Le Conseil national a adopté une motion qui vise à revoir la répartition des déductions fiscales pour enfants en cas de garde alternée. Cette initiative intervient alors que le système actuel est jugé inadapté à l’évolution des modèles familiaux.
Portée par la députée Greta Gysin, cette motion veut corriger une situation que certains qualifient de discriminatoire : un parent peut assumer la majorité des frais liés à l’éducation d’un enfant, sans bénéficier des déductions fiscales associées, simplement parce qu’il verse une pension alimentaire.
Une motion pour adapter la fiscalité à la réalité des familles séparées
Face à la multiplication des cas de garde alternée, le système fiscal suisse peine à refléter la répartition réelle des charges parentales. Aujourd’hui, un parent qui verse une pension alimentaire, même modeste, perd tout droit à la déduction fiscale pour enfant à charge.
C’est ce que souligne Greta Gysin, auteure de la motion approuvée par le Conseil national, citée par 20 minutes. Cette situation conduit à des disparités notables : un parent peut s’occuper d’un enfant 70 % du temps, en assumer les frais à proportion, et ne pas pouvoir bénéficier des déductions fiscales, ce que la députée qualifie de « discrimination manifeste ».
Cette motion propose une répartition des déductions proportionnelle au temps de garde effectivement assumé par chacun des parents.
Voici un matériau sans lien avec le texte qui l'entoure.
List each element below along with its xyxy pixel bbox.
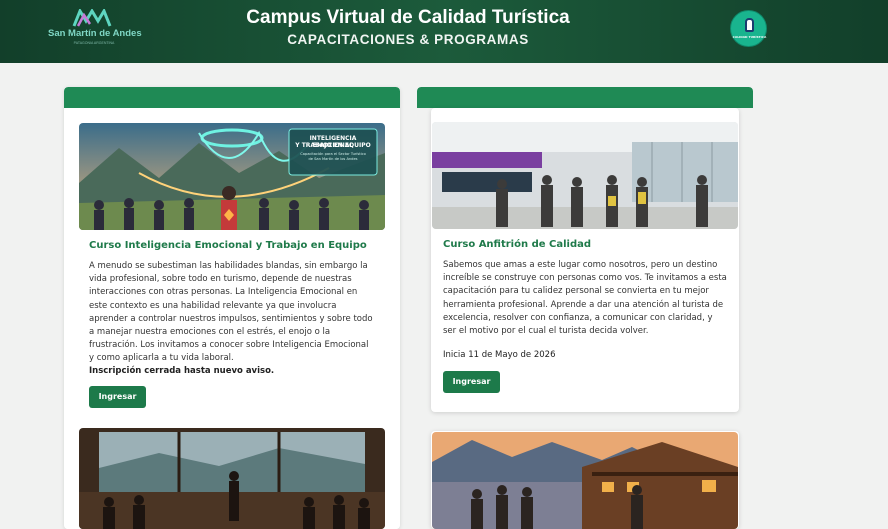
ingresar-button[interactable]: Ingresar bbox=[89, 386, 146, 408]
course-card-bottom-right bbox=[431, 431, 739, 529]
site-header: San Martín de Andes PATAGONIA ARGENTINA … bbox=[0, 0, 888, 63]
course-description: A menudo se subestiman las habilidades b… bbox=[89, 261, 373, 364]
card-header-bar bbox=[64, 87, 400, 108]
course-image-inteligencia-emocional[interactable]: INTELIGENCIA EMOCIONAL Y TRABAJO EN EQUI… bbox=[79, 123, 385, 230]
badge-figure-icon bbox=[745, 18, 754, 32]
lake-lodge-illustration bbox=[432, 432, 738, 529]
course-image-conference[interactable] bbox=[79, 428, 385, 529]
course-image-anfitrion[interactable] bbox=[432, 122, 738, 229]
image-banner-title-2: Y TRABAJO EN EQUIPO bbox=[295, 142, 371, 149]
course-card-inteligencia-emocional: INTELIGENCIA EMOCIONAL Y TRABAJO EN EQUI… bbox=[64, 87, 400, 529]
airport-illustration bbox=[432, 122, 738, 229]
course-title[interactable]: Curso Anfitrión de Calidad bbox=[443, 239, 591, 250]
ingresar-button[interactable]: Ingresar bbox=[443, 371, 500, 393]
card-header-bar bbox=[417, 87, 753, 108]
image-banner-sub-2: de San Martín de los Andes bbox=[308, 157, 358, 161]
course-description: Sabemos que amas a este lugar como nosot… bbox=[443, 260, 727, 337]
page-title: Campus Virtual de Calidad Turística bbox=[246, 7, 570, 28]
conference-room-illustration bbox=[79, 428, 385, 529]
enrollment-status: Inscripción cerrada hasta nuevo aviso. bbox=[89, 366, 275, 376]
course-start-date: Inicia 11 de Mayo de 2026 bbox=[443, 350, 556, 360]
course-title[interactable]: Curso Inteligencia Emocional y Trabajo e… bbox=[89, 240, 367, 251]
course-card-anfitrion-de-calidad: Curso Anfitrión de Calidad Sabemos que a… bbox=[431, 108, 739, 412]
calidad-turistica-badge[interactable]: CALIDAD TURÍSTICA bbox=[730, 10, 767, 47]
course-image-lake[interactable] bbox=[432, 432, 738, 529]
badge-label: CALIDAD TURÍSTICA bbox=[732, 35, 767, 39]
page-subtitle: CAPACITACIONES & PROGRAMAS bbox=[287, 32, 529, 47]
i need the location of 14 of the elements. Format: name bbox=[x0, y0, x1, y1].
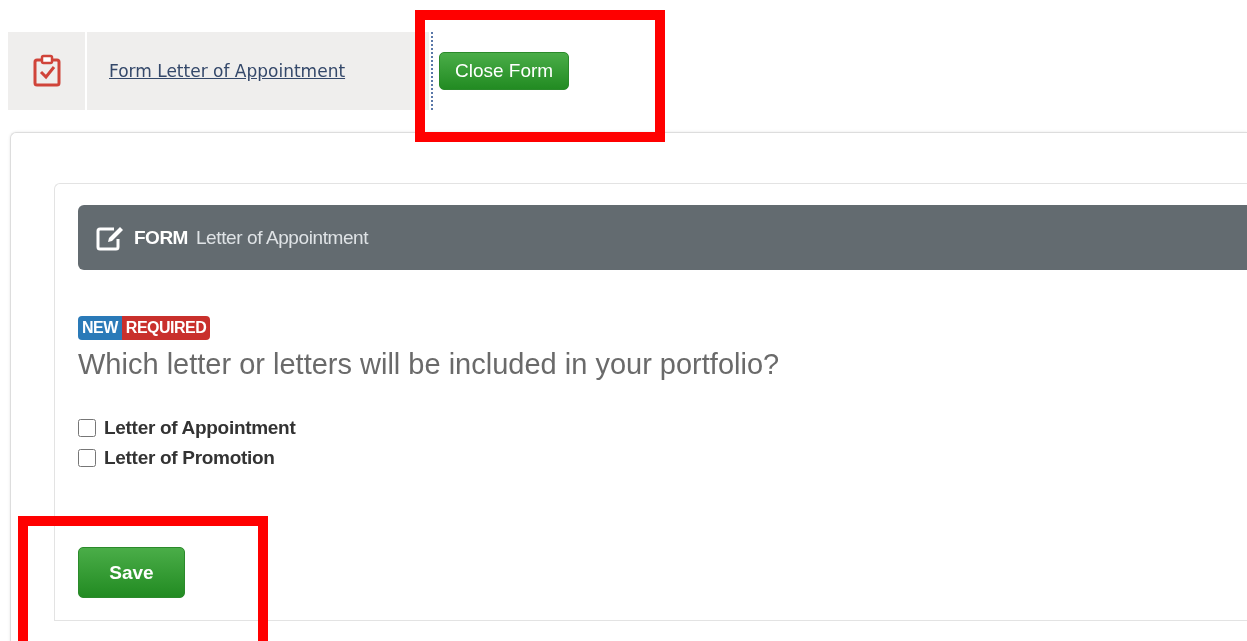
checkbox[interactable] bbox=[78, 419, 96, 437]
form-label: FORM bbox=[134, 226, 188, 249]
form-title: Letter of Appointment bbox=[195, 226, 369, 249]
close-form-button[interactable]: Close Form bbox=[439, 52, 570, 90]
form-link[interactable]: Form Letter of Appointment bbox=[109, 61, 346, 81]
clipboard-check-icon bbox=[31, 54, 62, 88]
option-label: Letter of Appointment bbox=[104, 417, 296, 439]
edit-icon bbox=[96, 224, 126, 251]
checkbox[interactable] bbox=[78, 449, 96, 467]
question-text: Which letter or letters will be included in your portfolio? bbox=[78, 348, 781, 381]
option-label: Letter of Promotion bbox=[104, 447, 275, 469]
save-button[interactable]: Save bbox=[78, 547, 185, 598]
status-badge: NEW bbox=[78, 316, 122, 340]
status-badge: REQUIRED bbox=[121, 316, 211, 340]
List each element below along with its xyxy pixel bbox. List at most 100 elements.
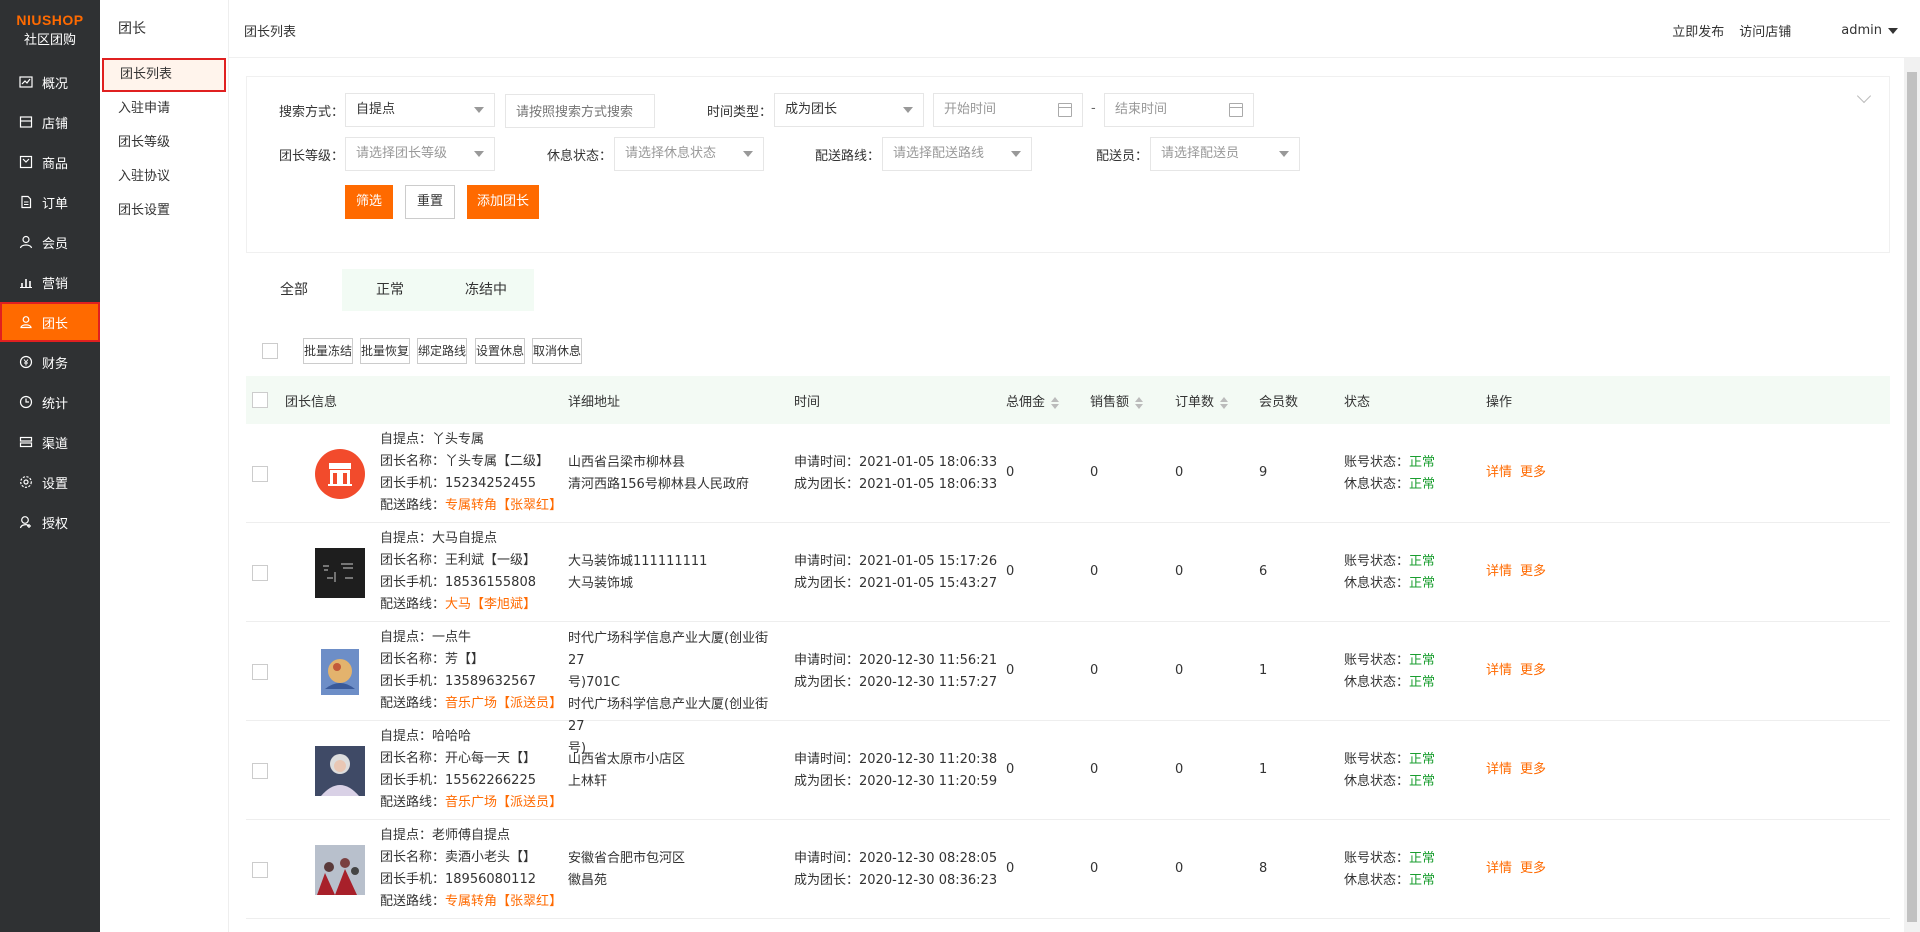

L’objectif est de mieux reconnaître l’engagement de chaque parent dans la prise en charge de l’enfant après une séparation.
Une opposition justifiée par le risque de cumul fiscal
Malgré son adoption au Conseil national, la motion suscite des réserves, notamment de la part du Conseil fédéral et de plusieurs partis comme l’UDC et Le Centre.
Selon la ministre des Finances Karin Keller-Sutter, citée également par le média helvétique, le système actuel permet déjà une certaine équité : le parent qui reçoit une pension alimentaire bénéficie de la déduction pour enfants, tandis que celui qui la verse peut déduire cette contribution de son revenu imposable.
Elle met en garde contre un risque de cumul si le parent verseur pouvait en plus bénéficier de la déduction pour enfants. Cela désavantagerait le second parent et introduirait un déséquilibre fiscal. Le Tribunal fédéral avait d’ailleurs confirmé en 2023 que le régime actuel était conforme à la capacité économique des familles.
Une réforme encore suspendue à l’avis du Conseil des États
La motion de Greta Gysin marque une étape, mais elle n’est pas encore en vigueur. Le texte doit encore être examiné par le Conseil des États.
Ce dernier aura la responsabilité de trancher entre une volonté d’adapter le système aux nouvelles réalités familiales et le souci de ne pas créer d’iniquités fiscales supplémentaires.
Pour l’heure, le débat reste ouvert. Si la motion est définitivement adoptée, elle pourrait introduire une nouvelle règle de répartition des déductions plus proche du vécu des familles séparées en garde alternée, comme l’indique la source.